The connection on the HD looks like what's called a "Mini Centronics 36" or "IEEE-1284 Type C" connection, with 18 pins on the top and bottom. IOMEGA just says the cable is a "USB data cable with proprietary adapter". It looks like I could just buy a Mini Centronics to DB25 converter, then a DB25 to USB printer cable, but I was worried that wouldn't work.
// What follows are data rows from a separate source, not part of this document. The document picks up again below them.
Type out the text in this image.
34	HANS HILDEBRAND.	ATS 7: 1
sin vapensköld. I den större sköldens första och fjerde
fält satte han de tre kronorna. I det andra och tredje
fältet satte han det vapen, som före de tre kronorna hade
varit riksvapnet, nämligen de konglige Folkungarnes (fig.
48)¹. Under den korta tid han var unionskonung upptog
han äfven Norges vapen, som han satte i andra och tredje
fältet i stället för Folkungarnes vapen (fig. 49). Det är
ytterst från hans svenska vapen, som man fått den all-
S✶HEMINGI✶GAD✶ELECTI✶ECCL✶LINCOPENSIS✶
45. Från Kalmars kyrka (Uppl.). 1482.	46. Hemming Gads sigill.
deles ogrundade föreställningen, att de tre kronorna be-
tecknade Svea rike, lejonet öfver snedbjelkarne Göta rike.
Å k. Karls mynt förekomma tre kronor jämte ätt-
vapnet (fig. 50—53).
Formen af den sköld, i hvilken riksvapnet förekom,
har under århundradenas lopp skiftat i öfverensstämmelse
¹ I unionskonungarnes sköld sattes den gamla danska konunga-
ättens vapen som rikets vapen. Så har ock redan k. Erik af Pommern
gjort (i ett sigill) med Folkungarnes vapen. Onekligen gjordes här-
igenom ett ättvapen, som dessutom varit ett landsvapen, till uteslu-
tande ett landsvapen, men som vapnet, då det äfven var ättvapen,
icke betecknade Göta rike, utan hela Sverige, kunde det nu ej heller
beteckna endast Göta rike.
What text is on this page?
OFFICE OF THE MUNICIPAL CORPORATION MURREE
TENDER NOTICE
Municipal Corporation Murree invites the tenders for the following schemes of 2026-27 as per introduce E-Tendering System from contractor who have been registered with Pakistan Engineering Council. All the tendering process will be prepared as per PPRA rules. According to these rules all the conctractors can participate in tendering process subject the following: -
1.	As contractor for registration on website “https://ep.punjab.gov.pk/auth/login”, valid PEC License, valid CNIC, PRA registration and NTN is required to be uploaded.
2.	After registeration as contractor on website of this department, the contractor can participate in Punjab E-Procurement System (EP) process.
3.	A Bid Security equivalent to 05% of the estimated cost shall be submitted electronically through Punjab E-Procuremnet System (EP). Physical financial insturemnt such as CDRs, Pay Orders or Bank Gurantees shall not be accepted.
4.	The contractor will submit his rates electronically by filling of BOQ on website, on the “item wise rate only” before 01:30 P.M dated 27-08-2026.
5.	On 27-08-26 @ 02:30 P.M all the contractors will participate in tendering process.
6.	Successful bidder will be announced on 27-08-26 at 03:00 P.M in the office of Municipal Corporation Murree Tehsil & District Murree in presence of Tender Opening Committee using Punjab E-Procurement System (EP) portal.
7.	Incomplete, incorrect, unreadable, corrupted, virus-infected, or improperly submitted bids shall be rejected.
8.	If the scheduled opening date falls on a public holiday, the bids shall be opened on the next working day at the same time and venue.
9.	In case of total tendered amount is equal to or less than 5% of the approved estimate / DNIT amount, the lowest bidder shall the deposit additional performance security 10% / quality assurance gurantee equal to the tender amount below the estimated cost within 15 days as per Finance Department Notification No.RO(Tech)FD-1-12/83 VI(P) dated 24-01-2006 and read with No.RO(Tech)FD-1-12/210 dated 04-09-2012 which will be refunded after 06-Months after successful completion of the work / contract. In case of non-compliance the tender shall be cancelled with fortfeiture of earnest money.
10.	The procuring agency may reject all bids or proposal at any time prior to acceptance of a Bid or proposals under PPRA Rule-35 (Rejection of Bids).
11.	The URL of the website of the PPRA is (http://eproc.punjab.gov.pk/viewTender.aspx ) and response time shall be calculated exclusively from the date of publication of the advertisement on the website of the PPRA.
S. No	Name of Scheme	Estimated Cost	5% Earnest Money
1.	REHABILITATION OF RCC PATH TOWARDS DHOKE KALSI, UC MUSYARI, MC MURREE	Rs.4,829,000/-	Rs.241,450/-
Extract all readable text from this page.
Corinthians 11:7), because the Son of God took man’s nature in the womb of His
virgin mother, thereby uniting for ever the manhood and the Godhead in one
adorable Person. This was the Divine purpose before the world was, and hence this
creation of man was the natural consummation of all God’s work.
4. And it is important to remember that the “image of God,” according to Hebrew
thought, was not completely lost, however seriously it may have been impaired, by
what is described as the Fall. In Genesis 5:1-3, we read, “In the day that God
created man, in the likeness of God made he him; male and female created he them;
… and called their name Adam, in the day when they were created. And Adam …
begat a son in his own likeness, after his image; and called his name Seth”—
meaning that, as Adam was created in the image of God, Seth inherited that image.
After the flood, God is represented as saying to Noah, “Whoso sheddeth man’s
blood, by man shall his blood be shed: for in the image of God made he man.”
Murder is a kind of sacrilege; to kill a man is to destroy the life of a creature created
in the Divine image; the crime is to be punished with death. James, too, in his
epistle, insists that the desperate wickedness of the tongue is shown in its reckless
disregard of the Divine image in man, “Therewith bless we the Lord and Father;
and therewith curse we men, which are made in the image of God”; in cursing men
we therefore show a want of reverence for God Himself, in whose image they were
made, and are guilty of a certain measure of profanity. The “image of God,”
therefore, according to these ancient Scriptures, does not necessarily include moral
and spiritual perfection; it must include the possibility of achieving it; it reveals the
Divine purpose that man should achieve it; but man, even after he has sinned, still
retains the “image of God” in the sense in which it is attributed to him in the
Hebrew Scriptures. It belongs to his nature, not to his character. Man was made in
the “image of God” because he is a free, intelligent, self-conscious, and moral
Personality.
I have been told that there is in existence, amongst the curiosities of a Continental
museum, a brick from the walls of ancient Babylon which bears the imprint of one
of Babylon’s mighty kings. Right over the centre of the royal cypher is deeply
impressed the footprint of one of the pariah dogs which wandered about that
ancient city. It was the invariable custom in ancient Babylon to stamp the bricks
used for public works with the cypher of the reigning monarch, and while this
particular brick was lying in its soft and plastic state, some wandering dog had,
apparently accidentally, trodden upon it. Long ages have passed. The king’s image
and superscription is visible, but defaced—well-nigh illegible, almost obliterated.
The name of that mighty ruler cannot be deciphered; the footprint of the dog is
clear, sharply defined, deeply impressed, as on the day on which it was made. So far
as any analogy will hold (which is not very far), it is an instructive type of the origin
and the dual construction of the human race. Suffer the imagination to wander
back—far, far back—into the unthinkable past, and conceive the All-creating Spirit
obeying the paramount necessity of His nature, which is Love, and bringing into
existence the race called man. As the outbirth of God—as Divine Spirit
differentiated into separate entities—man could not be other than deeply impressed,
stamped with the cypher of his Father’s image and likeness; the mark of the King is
What's the cheapest and best way of getting my data off this drive? Will the above converters work? Is there someplace I could find the original cable? Could I just crack open the case and connect the HD inside directly?
posted by catsclaw to Computers & Internet (4 answers total)
You absolutely can just crack open the case, extract the drive, and hook it up. (I'm assuming, based on some google-work, that it's a 3.5" drive inside.) Regardless of the external interfaces, all external HDs are just a controller connected to a standard IDE or SATA hard drive on the inside.
posted by Tomorrowful at 6:07 PM on May 22, 2008

As Tomorrowful said, pop open the case and hook it up.
posted by jjb at 6:25 PM on May 22, 2008

Your thought about getting the adapters is a good one, and in a way it's the most elegant solution, but there's really no guarantee that it will work. You have no idea that the pins Iomega decided to use in the Centronics-36 connector correspond to the pins that will end up being connected to the USB lines through all those adapters. Really, you would need to do some serious research and find a pinout, or dissect an actual Iomega adapter, and build your own.

Not worth it, considering that you can pry the drive out (destroying the case if need be) and put it into a new USB or FireWire enclosure for a few dollars. I've seen them selling for under $10 on occasion. (Those el cheapo ones aren't great shakes -- they tend to overheat easily so I wouldn't use them for anything more than data retrieval or offline backups -- but they would work for this purpose.)

Just be careful disassembling the Iomega drive so you don't damage the connectors on the commodity hard disk concealed within.
posted by Kadin2048 at 9:02 PM on May 22, 2008

Parallel (DB25) is hoooorribly slow. I highly doubt they are using a parallel data interface to the drive over usb. It is likely just some jerk implementation of a USB connector.

I doubt your stringed cables would work. Crack it open like everyone else suggests.